1) The war was not “for civilisation”, as claimed on John Ferguson’s Victory Medal. It was a war for predominance between the six great European empires — the British, the French and the Russian against the German, the Austrian and the Ottoman — that broke out because all their leaders miscalculated that the costs of inaction would exceed the costs of war.

. . . .

3) The Germans were not doomed to lose. If the French had collapsed in the first six months of the war — when 528,000 French soldiers were permanently incapacitated — it could have been 1870 or 1940. French resilience was one of the surprises of the war. Even so, by mid-1917 the French were finished as an attacking force. German submarines were sinking frightening numbers of the ships supplying Britain. With Russia consumed by the revolution, American investors saw a German victory as possible as late as the spring of 1918.

. . . .

8) The German army finally fell apart in the summer and autumn of 1918, after it became clear that British tenacity and American intervention made a German victory impossible, and after Bolshevik ideas began to spread westwards from the eastern front. Beginning with the Battle of Amiens (August 8-11, 1918), the Germans lost the will to fight and began to surrender in droves.

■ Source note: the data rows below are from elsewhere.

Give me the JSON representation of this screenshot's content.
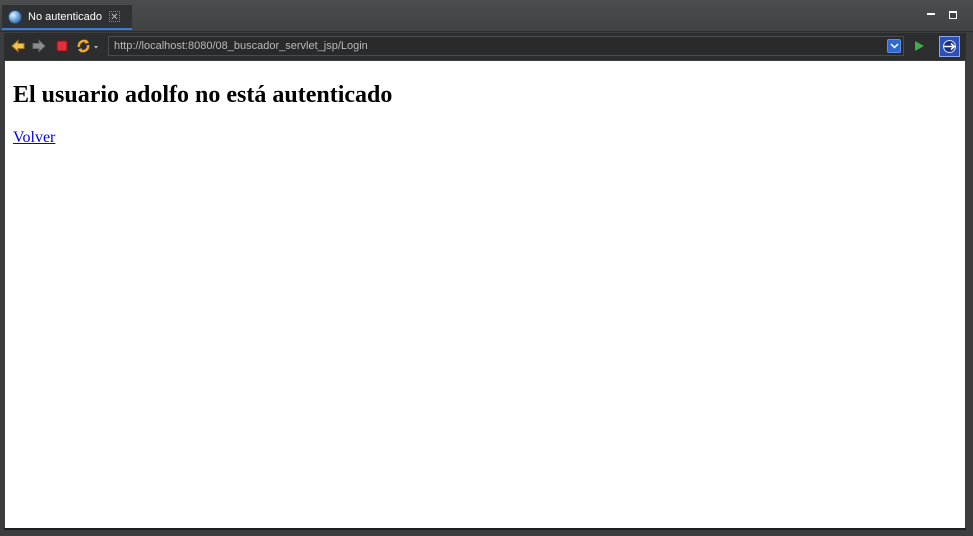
{
  "tab": {
    "title": "No autenticado",
    "icon": "globe-icon",
    "close_icon": "close-icon",
    "close_glyph": "✕"
  },
  "window": {
    "minimize_icon": "minimize-icon",
    "maximize_icon": "maximize-icon"
  },
  "toolbar": {
    "back_icon": "back-arrow-icon",
    "forward_icon": "forward-arrow-icon",
    "stop_icon": "stop-icon",
    "refresh_icon": "refresh-icon",
    "url": "http://localhost:8080/08_buscador_servlet_jsp/Login",
    "dropdown_icon": "chevron-down-icon",
    "go_icon": "go-play-icon",
    "external_icon": "open-external-browser-icon"
  },
  "page": {
    "heading": "El usuario adolfo no está autenticado",
    "link_label": "Volver"
  },
  "colors": {
    "accent": "#3c7bd6",
    "link": "#0000ee",
    "go_green": "#3fae49",
    "stop_red": "#e0303a",
    "arrow_orange": "#f2a82c"
  }
}
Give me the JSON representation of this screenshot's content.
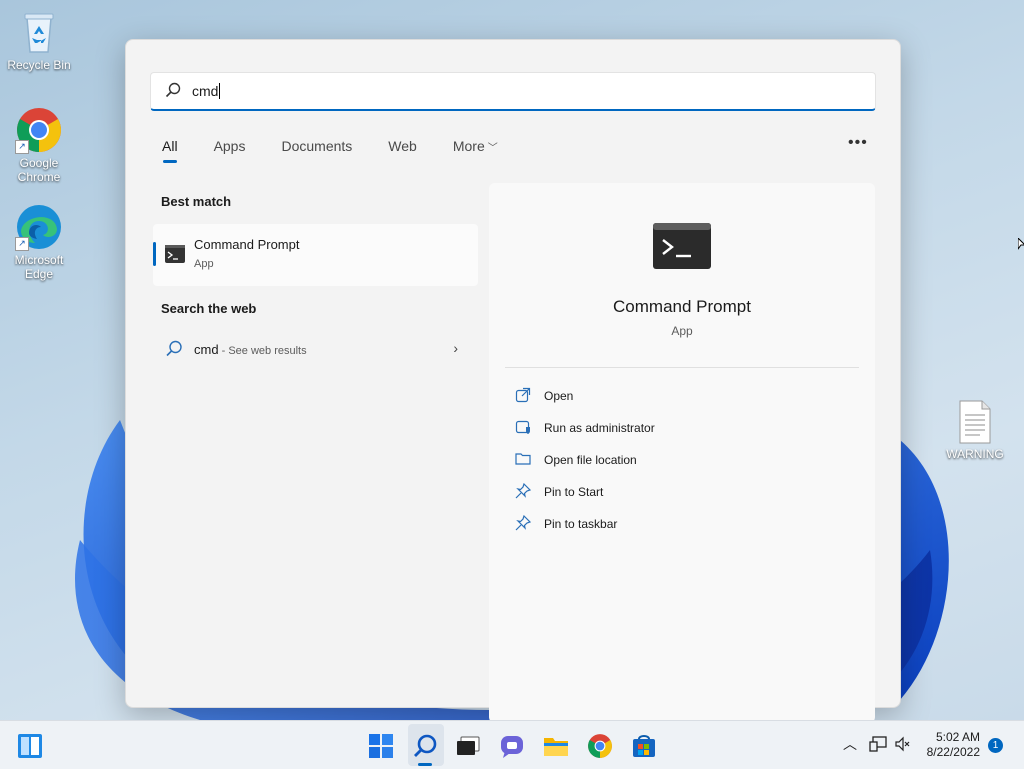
{
  "desktop": {
    "icons": [
      {
        "label": "Recycle Bin",
        "icon": "recycle-bin-icon"
      },
      {
        "label": "Google Chrome",
        "icon": "chrome-icon"
      },
      {
        "label": "Microsoft Edge",
        "icon": "edge-icon"
      }
    ],
    "file": {
      "label": "WARNING",
      "icon": "text-file-icon"
    }
  },
  "search": {
    "query": "cmd",
    "tabs": [
      "All",
      "Apps",
      "Documents",
      "Web",
      "More"
    ],
    "active_tab": "All",
    "more_icon": "chevron-down-icon",
    "options_icon": "ellipsis-icon",
    "best_match": {
      "heading": "Best match",
      "title": "Command Prompt",
      "subtitle": "App",
      "icon": "terminal-icon"
    },
    "web": {
      "heading": "Search the web",
      "query": "cmd",
      "suffix": " - See web results",
      "icon": "search-icon"
    },
    "detail": {
      "title": "Command Prompt",
      "subtitle": "App",
      "actions": [
        {
          "label": "Open",
          "icon": "open-external-icon"
        },
        {
          "label": "Run as administrator",
          "icon": "shield-icon"
        },
        {
          "label": "Open file location",
          "icon": "folder-icon"
        },
        {
          "label": "Pin to Start",
          "icon": "pin-icon"
        },
        {
          "label": "Pin to taskbar",
          "icon": "pin-icon"
        }
      ]
    }
  },
  "taskbar": {
    "apps": [
      "start-icon",
      "search-icon",
      "task-view-icon",
      "chat-icon",
      "file-explorer-icon",
      "chrome-icon",
      "store-icon"
    ],
    "time": "5:02 AM",
    "date": "8/22/2022",
    "notification_count": "1"
  },
  "colors": {
    "accent": "#0067c0",
    "panel": "#f3f3f3",
    "taskbar": "#eef2f6"
  }
}
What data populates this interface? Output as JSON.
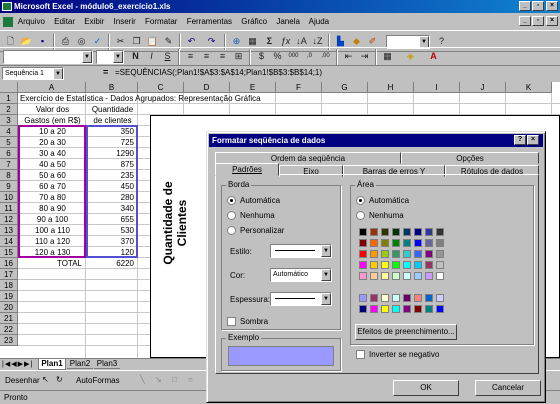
{
  "app": {
    "title": "Microsoft Excel - módulo6_exercício1.xls"
  },
  "menu": [
    "Arquivo",
    "Editar",
    "Exibir",
    "Inserir",
    "Formatar",
    "Ferramentas",
    "Gráfico",
    "Janela",
    "Ajuda"
  ],
  "formula_bar": {
    "name_box": "Sequência 1",
    "content": "=SEQUÊNCIAS(;Plan1!$A$3:$A$14;Plan1!$B$3:$B$14;1)"
  },
  "columns": [
    "A",
    "B",
    "C",
    "D",
    "E",
    "F",
    "G",
    "H",
    "I",
    "J",
    "K"
  ],
  "rows": [
    "1",
    "2",
    "3",
    "4",
    "5",
    "6",
    "7",
    "8",
    "9",
    "10",
    "11",
    "12",
    "13",
    "14",
    "15",
    "16",
    "17",
    "18",
    "19",
    "20",
    "21",
    "22",
    "23"
  ],
  "sheet": {
    "title": "Exercício de Estatística - Dados Agrupados: Representação Gráfica",
    "header_a1": "Valor dos",
    "header_a2": "Gastos (em R$)",
    "header_b1": "Quantidade",
    "header_b2": "de clientes",
    "data": [
      {
        "range": "10 a 20",
        "count": "350"
      },
      {
        "range": "20 a 30",
        "count": "725"
      },
      {
        "range": "30 a 40",
        "count": "1290"
      },
      {
        "range": "40 a 50",
        "count": "875"
      },
      {
        "range": "50 a 60",
        "count": "235"
      },
      {
        "range": "60 a 70",
        "count": "450"
      },
      {
        "range": "70 a 80",
        "count": "280"
      },
      {
        "range": "80 a 90",
        "count": "340"
      },
      {
        "range": "90 a 100",
        "count": "655"
      },
      {
        "range": "100 a 110",
        "count": "530"
      },
      {
        "range": "110 a 120",
        "count": "370"
      },
      {
        "range": "120 a 130",
        "count": "120"
      }
    ],
    "total_label": "TOTAL",
    "total_value": "6220"
  },
  "chart": {
    "axis_title_1": "Quantidade de",
    "axis_title_2": "Clientes"
  },
  "sheet_tabs": [
    "Plan1",
    "Plan2",
    "Plan3"
  ],
  "drawbar": {
    "draw": "Desenhar",
    "autoshapes": "AutoFormas"
  },
  "status": "Pronto",
  "dialog": {
    "title": "Formatar seqüência de dados",
    "tabs_back": [
      "Ordem da seqüência",
      "Opções"
    ],
    "tabs_front": [
      "Padrões",
      "Eixo",
      "Barras de erros Y",
      "Rótulos de dados"
    ],
    "border": {
      "label": "Borda",
      "options": [
        "Automática",
        "Nenhuma",
        "Personalizar"
      ],
      "style_label": "Estilo:",
      "color_label": "Cor:",
      "color_value": "Automático",
      "weight_label": "Espessura:",
      "shadow_label": "Sombra"
    },
    "area": {
      "label": "Área",
      "options": [
        "Automática",
        "Nenhuma"
      ],
      "fill_effects": "Efeitos de preenchimento...",
      "invert": "Inverter se negativo"
    },
    "sample_label": "Exemplo",
    "sample_color": "#9999ff",
    "ok": "OK",
    "cancel": "Cancelar"
  }
}
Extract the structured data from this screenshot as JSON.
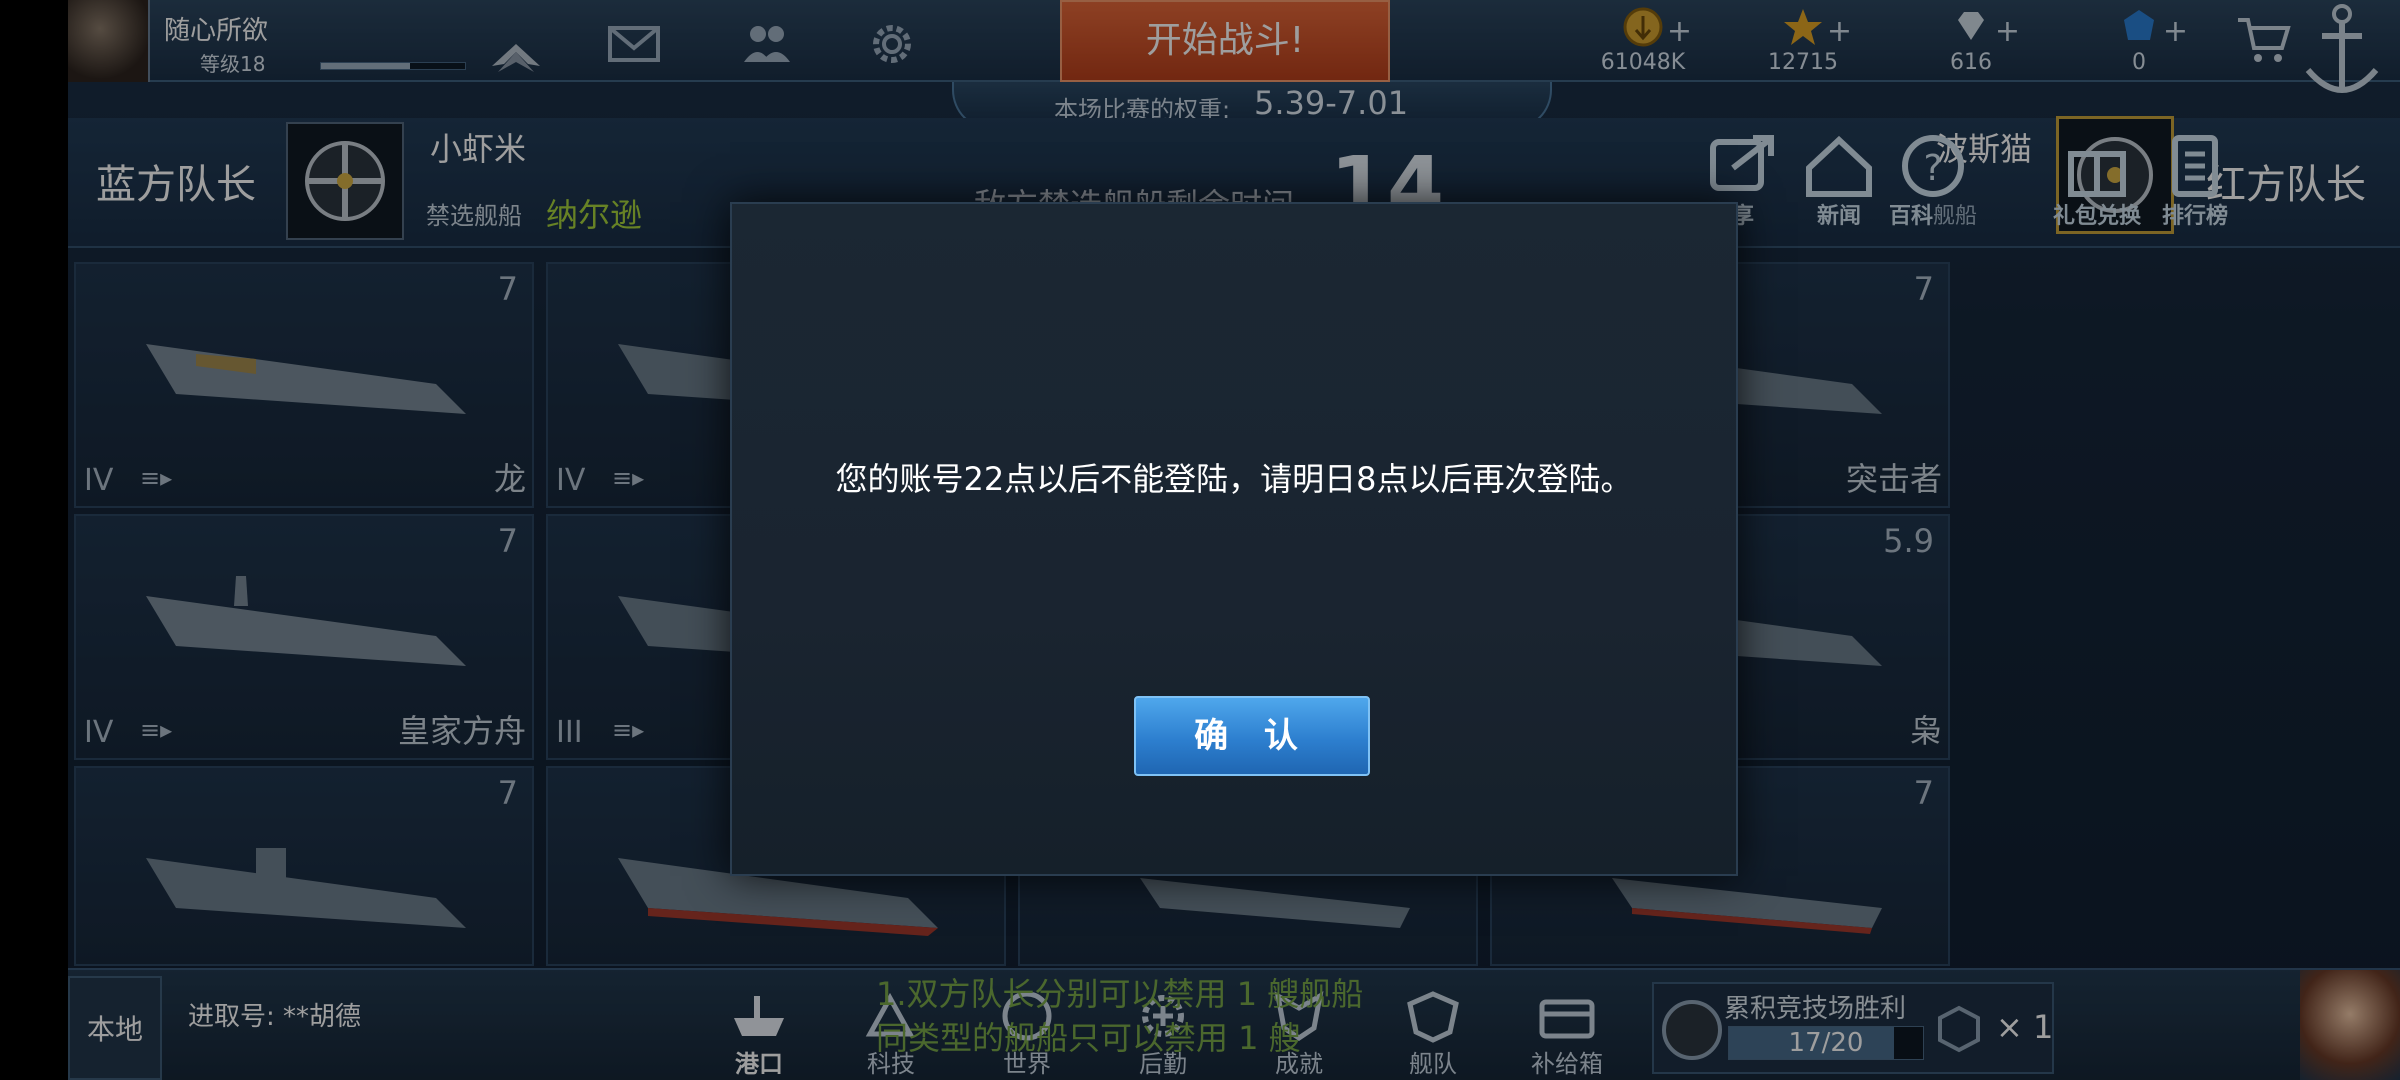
{
  "player": {
    "name": "随心所欲",
    "level": "等级18"
  },
  "header": {
    "start_battle": "开始战斗!",
    "weight_label": "本场比赛的权重:",
    "weight_value": "5.39-7.01",
    "resources": [
      {
        "icon": "gold-coin-icon",
        "value": "61048K"
      },
      {
        "icon": "star-icon",
        "value": "12715"
      },
      {
        "icon": "diamond-icon",
        "value": "616"
      },
      {
        "icon": "blue-gem-icon",
        "value": "0"
      }
    ]
  },
  "captains": {
    "blue_label": "蓝方队长",
    "blue_name": "小虾米",
    "ban_label": "禁选舰船",
    "ban_ship": "纳尔逊",
    "enemy_time_label": "敌方禁选舰船剩余时间",
    "enemy_time_value": "14",
    "red_name": "波斯猫",
    "red_label": "红方队长"
  },
  "side_buttons": [
    "享",
    "新闻",
    "百科",
    "舰船",
    "礼包兑换",
    "排行榜"
  ],
  "ships": [
    {
      "tier": "7",
      "class": "IV",
      "name": "龙"
    },
    {
      "tier": "",
      "class": "IV",
      "name": ""
    },
    {
      "tier": "7",
      "class": "",
      "name": "突击者"
    },
    {
      "tier": "7",
      "class": "IV",
      "name": "皇家方舟"
    },
    {
      "tier": "",
      "class": "III",
      "name": ""
    },
    {
      "tier": "5.9",
      "class": "",
      "name": "枭"
    },
    {
      "tier": "7",
      "class": "",
      "name": ""
    },
    {
      "tier": "",
      "class": "",
      "name": ""
    },
    {
      "tier": "7",
      "class": "",
      "name": ""
    }
  ],
  "bottom": {
    "local": "本地",
    "chat_message": "进取号: **胡德",
    "nav": [
      "港口",
      "科技",
      "世界",
      "后勤",
      "成就",
      "舰队",
      "补给箱"
    ],
    "tip": "1.双方队长分别可以禁用 1 艘舰船\n同类型的舰船只可以禁用 1 艘",
    "wins_label": "累积竞技场胜利",
    "wins_progress": "17/20",
    "wins_fraction": 0.85,
    "multiplier": "× 1"
  },
  "dialog": {
    "message": "您的账号22点以后不能登陆，请明日8点以后再次登陆。",
    "confirm": "确 认"
  }
}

9) The war was followed not by peace but by pandemonium. The dynasties toppled: Romanovs, Habsburgs, Hohenzollerns, Ottomans — all gone. Their great multi-ethnic empires also disintegrated. The Saxe-Coburgs survived by renaming themselves “Windsor”, but still lost the lion’s share of Ireland. Not only in Russia but all over the world, red revolution seemed unstoppable. To cap it all, an influenza pandemic struck, killing roughly four times as many people as the war had.